Così, con i fogli infilati nella tasca della giacca di fustagno del dì di festa, in testa al corteo composto da alcune centinaia di persone, affiancato da labari delle cooperative  e bandiere rosse, Germinale avvertiva su di sé tutto il peso della responsabilità. In piazza, dopo il telegrafico intervento del segretario della Camera del Lavoro, il Festelli s’avvicinò al microfono. Con un colpo di tosse si schiarì la voce e alzando lo sguardo sulla folla, appoggiò la mano sinistra sul feretro coperto da una bandiera sulla quale spiccava il simbolo dell’edera e fece per prendere i fogli dalla tasca. In quel momento, vuoi per l’emozione, vuoi perché non aveva toccato cibo dal giorno prima, gli si annebbiò la vista e – per un istante – si sentì mancare la terra sotto i piedi.

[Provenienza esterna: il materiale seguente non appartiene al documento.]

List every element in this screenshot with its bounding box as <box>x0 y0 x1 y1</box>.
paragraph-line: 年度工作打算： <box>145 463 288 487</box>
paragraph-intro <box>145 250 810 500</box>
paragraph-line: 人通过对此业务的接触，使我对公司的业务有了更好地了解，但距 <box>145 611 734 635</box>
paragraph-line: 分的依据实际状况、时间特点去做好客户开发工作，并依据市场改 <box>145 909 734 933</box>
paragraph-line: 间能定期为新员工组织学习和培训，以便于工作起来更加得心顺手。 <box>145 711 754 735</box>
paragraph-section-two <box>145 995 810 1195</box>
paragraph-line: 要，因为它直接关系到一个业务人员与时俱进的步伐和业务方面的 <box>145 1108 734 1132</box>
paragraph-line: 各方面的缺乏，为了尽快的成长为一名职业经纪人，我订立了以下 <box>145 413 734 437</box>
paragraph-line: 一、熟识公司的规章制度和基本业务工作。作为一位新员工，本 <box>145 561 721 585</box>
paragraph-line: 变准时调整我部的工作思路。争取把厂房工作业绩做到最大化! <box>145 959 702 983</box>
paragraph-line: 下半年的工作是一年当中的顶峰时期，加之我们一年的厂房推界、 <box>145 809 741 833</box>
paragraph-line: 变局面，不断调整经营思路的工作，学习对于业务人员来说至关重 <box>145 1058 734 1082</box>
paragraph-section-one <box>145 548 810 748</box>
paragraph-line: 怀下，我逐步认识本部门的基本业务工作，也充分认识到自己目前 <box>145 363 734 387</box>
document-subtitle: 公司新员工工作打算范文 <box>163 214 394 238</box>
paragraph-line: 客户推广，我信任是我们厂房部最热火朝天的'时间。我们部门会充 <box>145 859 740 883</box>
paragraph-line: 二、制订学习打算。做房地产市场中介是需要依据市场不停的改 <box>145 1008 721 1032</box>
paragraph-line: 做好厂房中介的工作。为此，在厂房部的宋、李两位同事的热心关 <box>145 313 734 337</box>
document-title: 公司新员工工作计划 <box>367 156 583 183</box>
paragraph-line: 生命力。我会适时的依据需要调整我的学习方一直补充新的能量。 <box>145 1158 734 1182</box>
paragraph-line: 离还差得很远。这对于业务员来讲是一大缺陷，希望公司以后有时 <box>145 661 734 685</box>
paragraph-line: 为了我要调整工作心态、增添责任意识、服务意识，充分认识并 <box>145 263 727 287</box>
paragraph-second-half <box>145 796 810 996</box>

Rendendosi conto che non era in condizione di leggere, prese coraggio e pronunciò, con voce di tuono, una delle più brevi orazioni funebri della storia: “ Oh, Lucrezia.  Noi ci s’ha fatto le lotte insieme e  ora siamo più soli.  L’è ‘nda’ via una compagna che valeva, maremma maiala ‘mpestaha ‘hane. E mi domando: oh, Lucrezia, perché sei morta se cinque minuti prima di morire, eri così piena di vita ?”. Dopo qualche attimo di smarrimento iniziarono i primi applausi e, in breve, l’intera piazza tributò l’ultimo, caloroso addio alla “maestra Lucrezia”, senza però trovare una risposta alla domanda di Germinale.